To complete the task based on the data provided, we can follow these steps:
Fill in the Missing Variables
Based on the average number of tulips recorded over twelve months, we can speculate that:
- The missing variable (a) could refer to the months of the year, as the table shows the average number of tulips for each month.
- The missing variable (b) likely refers to the average number of tulips per square metre for the months of January and December.
Given the fluctuation of tulip counts throughout the year, let's hypothesize the values for January and December based on the provided data, considering seasonal effects on tulip growth. For example, January might have a higher count (e.g., 35) as they start to appear, while December might have a lower count due to the winter (e.g., 18). However, exact values can vary based on real data trends.
For simplicity, we will assume:
- (a) = January (35) and December (18) to represent typical flowering patterns.
Complete Table of Average Tulips
| Month | Average Tulips per Square Metre | |-----------|-----------------------------------| | Jan '23 | 35 | (example) | Feb '23 | 42 | | Mar '23 | 33 | | Apr '23 | 41 | | May '23 | 20 | | Jun '23 | 12 | | Jul '23 | 5 | | Aug '23 | 2 | | Sep '23 | 15 | | Oct '23 | 13 | | Nov '23 | 22 | | Dec '23 | 18 | (example)
Answers to Questions
Question 2.3 [2 marks]: Identify the dependent variable in this experiment.
- The dependent variable is the "average number of tulips per square metre" because it is what is being measured and can change due to other factors (such as seasonality).
Question 2.4 [1 mark]: Identify the independent variable in this experiment.
- The independent variable is the "time of year" (months) since this is what you manipulate or observe the effects on the dependent variable.
Question 2.5 [2 marks]: What is the aim of this investigation?
- The aim of the investigation is to determine how the number of tulips per square metre varies across different months of the year in the park.

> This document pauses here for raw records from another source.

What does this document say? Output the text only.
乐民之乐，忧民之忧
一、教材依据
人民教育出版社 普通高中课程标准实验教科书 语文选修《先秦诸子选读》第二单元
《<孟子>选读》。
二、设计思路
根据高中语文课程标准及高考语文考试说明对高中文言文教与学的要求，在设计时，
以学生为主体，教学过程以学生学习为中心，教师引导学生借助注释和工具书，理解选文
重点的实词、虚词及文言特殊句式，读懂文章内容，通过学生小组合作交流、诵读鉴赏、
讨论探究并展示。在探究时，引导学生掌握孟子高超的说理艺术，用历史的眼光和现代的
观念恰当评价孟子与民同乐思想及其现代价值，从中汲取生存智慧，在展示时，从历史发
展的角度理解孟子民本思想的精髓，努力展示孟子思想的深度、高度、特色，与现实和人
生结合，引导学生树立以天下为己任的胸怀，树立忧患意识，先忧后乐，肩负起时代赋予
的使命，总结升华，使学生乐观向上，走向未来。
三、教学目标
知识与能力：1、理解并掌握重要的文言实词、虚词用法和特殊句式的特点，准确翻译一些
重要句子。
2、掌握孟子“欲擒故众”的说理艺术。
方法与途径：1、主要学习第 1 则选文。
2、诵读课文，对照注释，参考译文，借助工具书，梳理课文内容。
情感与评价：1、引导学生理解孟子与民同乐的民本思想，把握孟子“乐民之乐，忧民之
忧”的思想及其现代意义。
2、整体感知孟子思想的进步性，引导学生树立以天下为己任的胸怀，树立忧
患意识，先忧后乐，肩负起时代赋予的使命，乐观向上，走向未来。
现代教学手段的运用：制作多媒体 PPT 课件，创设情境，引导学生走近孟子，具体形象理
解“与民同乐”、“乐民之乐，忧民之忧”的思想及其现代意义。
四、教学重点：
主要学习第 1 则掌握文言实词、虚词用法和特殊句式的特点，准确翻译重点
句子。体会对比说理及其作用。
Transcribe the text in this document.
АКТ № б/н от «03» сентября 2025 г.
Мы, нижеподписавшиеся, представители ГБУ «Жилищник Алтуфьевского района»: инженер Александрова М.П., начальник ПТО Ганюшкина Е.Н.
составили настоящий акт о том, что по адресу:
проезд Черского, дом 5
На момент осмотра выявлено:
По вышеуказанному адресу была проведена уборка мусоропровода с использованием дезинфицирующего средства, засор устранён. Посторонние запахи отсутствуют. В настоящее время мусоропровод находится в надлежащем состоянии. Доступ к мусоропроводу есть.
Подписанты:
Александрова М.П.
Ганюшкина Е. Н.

Question 2.6 [4 marks]: What two variables were controlled in this experiment? How was each variable fixed?
- Variable 1: Watering regime - This could be fixed by ensuring that all sections of the park where tulips are planted receive the same amount of water throughout the year.
- Variable 2: Soil type - This can be controlled by planting tulips in similar soil conditions across the park to ensure nutrient levels and drainage are consistent.
These points provide a structured response to the data scenario you offered. If you would like to specify any numbers or conditions differently, please let me know!